Находясь в относительной изоляции от континента из-за непроходимых лесов и болот, которая нарушалась лишь с юго-востока речным сообщением, Нидерланды были более доступны с моря, хотя все равно, вдоль их песчаных берегов, по водам с предательскими мелями и сильными отливами вело только три судоходных пути — через устья Шельды и Мааса; Зёйдер-Зе между Тесселским проливом и сужением Эй или по Вли. Вдоль этих водных дорог выросло немало портов, но в глазах англичан или французов природные условия от этого не стали лучше — мелководье, узкие проходы и беспрестанная угроза песчаных наносов.
Но несмотря на необходимость значительных затрат на техническое обслуживание, эти порты обеспечивали безопасность навигации, и трезвомыслящие голландцы XVI века умели оценивать реальные преимущества, не заботясь об идеале. Например, порт Амстердама Эй шириной около пол-лье в верхней части города образует превосходную гавань, но попасть в нее можно не иначе как пройдя 120 километров по водам с опасным рельефом дна, которые переходят в юго-восточной оконечности Зёйдер-Зе в Пампусский залив, где накапливаются песчаные наносы, против которых так и не смогли придумать действенных средств борьбы.
Продолжающееся образование песчаных мелей в Пампусском заливе вызывало на протяжении века растущие трудности для передвижения судов. В 1690 году для прохода самых больших кораблей потребовалось установить подъемную систему — две плоскодонные баржи, затопленные так, что их борта едва показывались над водой, подводились вплотную к судну справа и слева. К корпусу последнего крепились поперечные балки, окованные железом, края которых опирались о баржи. Затем из тех выкачивалась вода так, что, всплывая, они приподнимали судно при прохождении опасного места.

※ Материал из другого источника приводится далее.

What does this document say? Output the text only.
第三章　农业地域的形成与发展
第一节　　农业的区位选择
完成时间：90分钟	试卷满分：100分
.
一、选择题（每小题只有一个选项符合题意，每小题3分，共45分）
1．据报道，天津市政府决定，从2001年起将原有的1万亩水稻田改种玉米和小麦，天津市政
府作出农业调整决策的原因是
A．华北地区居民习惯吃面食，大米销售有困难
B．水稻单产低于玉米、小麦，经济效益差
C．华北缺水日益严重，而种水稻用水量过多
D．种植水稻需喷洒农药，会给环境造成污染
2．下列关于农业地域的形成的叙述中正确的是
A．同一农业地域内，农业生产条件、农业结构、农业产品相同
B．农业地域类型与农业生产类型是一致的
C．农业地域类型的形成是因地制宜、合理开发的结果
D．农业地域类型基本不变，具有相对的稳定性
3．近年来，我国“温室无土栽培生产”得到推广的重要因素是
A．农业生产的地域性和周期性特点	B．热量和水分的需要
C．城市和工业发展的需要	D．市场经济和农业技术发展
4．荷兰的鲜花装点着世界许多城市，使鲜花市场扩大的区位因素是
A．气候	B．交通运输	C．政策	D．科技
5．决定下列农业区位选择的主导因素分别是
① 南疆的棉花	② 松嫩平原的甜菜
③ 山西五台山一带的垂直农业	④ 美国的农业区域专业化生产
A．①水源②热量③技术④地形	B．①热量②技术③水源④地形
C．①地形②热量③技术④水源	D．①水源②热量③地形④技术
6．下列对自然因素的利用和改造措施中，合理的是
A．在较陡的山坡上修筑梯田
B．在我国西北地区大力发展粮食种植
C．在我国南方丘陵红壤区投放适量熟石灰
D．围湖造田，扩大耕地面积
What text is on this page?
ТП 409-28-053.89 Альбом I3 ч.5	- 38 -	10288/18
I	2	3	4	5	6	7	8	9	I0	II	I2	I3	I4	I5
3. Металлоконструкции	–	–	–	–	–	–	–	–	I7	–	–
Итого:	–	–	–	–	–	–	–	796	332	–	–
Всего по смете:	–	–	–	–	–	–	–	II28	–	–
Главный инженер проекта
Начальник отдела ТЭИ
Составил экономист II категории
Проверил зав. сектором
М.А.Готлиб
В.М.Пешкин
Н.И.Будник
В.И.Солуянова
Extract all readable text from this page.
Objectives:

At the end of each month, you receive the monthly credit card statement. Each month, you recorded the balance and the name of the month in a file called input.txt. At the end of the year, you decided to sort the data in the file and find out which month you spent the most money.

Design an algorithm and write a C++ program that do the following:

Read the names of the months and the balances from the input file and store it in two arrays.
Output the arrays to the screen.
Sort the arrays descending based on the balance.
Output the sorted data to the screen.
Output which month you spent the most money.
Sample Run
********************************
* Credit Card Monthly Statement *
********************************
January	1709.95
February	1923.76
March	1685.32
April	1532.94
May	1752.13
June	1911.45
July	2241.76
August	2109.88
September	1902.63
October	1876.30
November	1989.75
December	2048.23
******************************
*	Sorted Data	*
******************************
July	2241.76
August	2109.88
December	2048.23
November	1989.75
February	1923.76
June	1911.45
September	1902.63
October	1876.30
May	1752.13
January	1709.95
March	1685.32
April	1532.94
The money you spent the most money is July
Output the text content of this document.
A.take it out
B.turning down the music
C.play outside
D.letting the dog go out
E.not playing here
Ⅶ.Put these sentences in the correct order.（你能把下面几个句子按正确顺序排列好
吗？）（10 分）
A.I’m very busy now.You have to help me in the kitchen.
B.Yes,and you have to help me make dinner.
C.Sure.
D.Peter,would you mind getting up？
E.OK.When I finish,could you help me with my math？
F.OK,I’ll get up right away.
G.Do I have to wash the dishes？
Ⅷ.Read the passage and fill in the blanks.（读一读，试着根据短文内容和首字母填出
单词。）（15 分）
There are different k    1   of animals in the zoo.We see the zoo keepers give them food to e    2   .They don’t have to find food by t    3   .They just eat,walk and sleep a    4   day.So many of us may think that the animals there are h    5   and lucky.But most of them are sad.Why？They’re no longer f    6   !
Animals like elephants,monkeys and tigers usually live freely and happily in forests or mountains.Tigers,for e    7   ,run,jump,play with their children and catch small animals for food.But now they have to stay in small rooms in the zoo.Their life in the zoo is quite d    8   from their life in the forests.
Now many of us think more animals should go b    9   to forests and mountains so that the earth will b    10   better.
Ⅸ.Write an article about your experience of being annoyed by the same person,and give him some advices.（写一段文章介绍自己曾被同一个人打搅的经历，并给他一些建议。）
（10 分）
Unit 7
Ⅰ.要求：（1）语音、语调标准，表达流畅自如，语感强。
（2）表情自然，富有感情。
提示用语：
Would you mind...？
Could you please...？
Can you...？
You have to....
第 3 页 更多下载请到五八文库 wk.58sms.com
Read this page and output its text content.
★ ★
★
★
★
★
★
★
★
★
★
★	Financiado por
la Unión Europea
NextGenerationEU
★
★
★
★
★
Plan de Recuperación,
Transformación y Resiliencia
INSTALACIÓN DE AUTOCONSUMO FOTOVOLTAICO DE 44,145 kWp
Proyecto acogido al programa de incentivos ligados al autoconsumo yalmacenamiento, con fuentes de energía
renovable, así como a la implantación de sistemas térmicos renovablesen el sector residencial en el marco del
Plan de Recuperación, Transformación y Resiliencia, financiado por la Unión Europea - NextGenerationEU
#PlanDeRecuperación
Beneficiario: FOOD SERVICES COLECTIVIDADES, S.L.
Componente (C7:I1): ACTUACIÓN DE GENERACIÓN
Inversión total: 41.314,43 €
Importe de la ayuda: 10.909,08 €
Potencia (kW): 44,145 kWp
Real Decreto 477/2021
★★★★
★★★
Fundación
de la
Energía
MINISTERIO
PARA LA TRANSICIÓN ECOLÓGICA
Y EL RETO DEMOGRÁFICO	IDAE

На некотором расстоянии от набережной в Эй выдавались длинные преграды из свай, стянутых досками и образующих ряд доков. Именно туда заходили большие корабли. Груз спускался на шлюпки, доставлявшие его на берег. Все главные торговые и морские службы располагались в двух зданиях на входе в порт. В пригороде, в направлении Пампусского залива, стоял на сваях один из магазинов Ост-Индской компании, к которому суда могли подойти вплотную. Здесь же, на островках, соединенных мостами, работали канатные мастерские, якорные кузнецы и плотницкие артели. К концу века на подобных предприятиях трудилось более 1300 человек, вкалывавших с 4 часов утра до 6 вечера. Дальше, на Эй, на тех же неизменных сваях громоздилось здание Адмиралтейства, в котором располагался также арсенал. Его окружали доки, где в полной и постоянной боевой готовности находилось 50 военных кораблей. Жизнь в порту не затихала даже к исходу дня. Ожье, проплывая через Зёйдер-Зе ночью 23 июля 1636 года, видел, как море было покрыто огнями судов, державших курс на Амстердам. К августу возвращался флот из индийских колоний — двадцать самых больших по тем временам кораблей, которые, говорят, перевозили по двести тонн золота. В апреле уходил в плавание балтийский флот, насчитывавший до двухсот судов. Амстердамский порт был больше ориентирован на Дальний Восток и северные моря, чем на Средиземноморье. Определенная специализация проявлялась и у других нидерландских портов. Города на Зёйдер-Зе отправляли свои торговые или рыболовецкие флотилии в Северную Атлантику. Роттердам осуществлял значительную долю перевозок между Нидерландами, Францией и Англией. По утверждению Париваля, он своими глазами видел выход из порта Брилля до 400 судов.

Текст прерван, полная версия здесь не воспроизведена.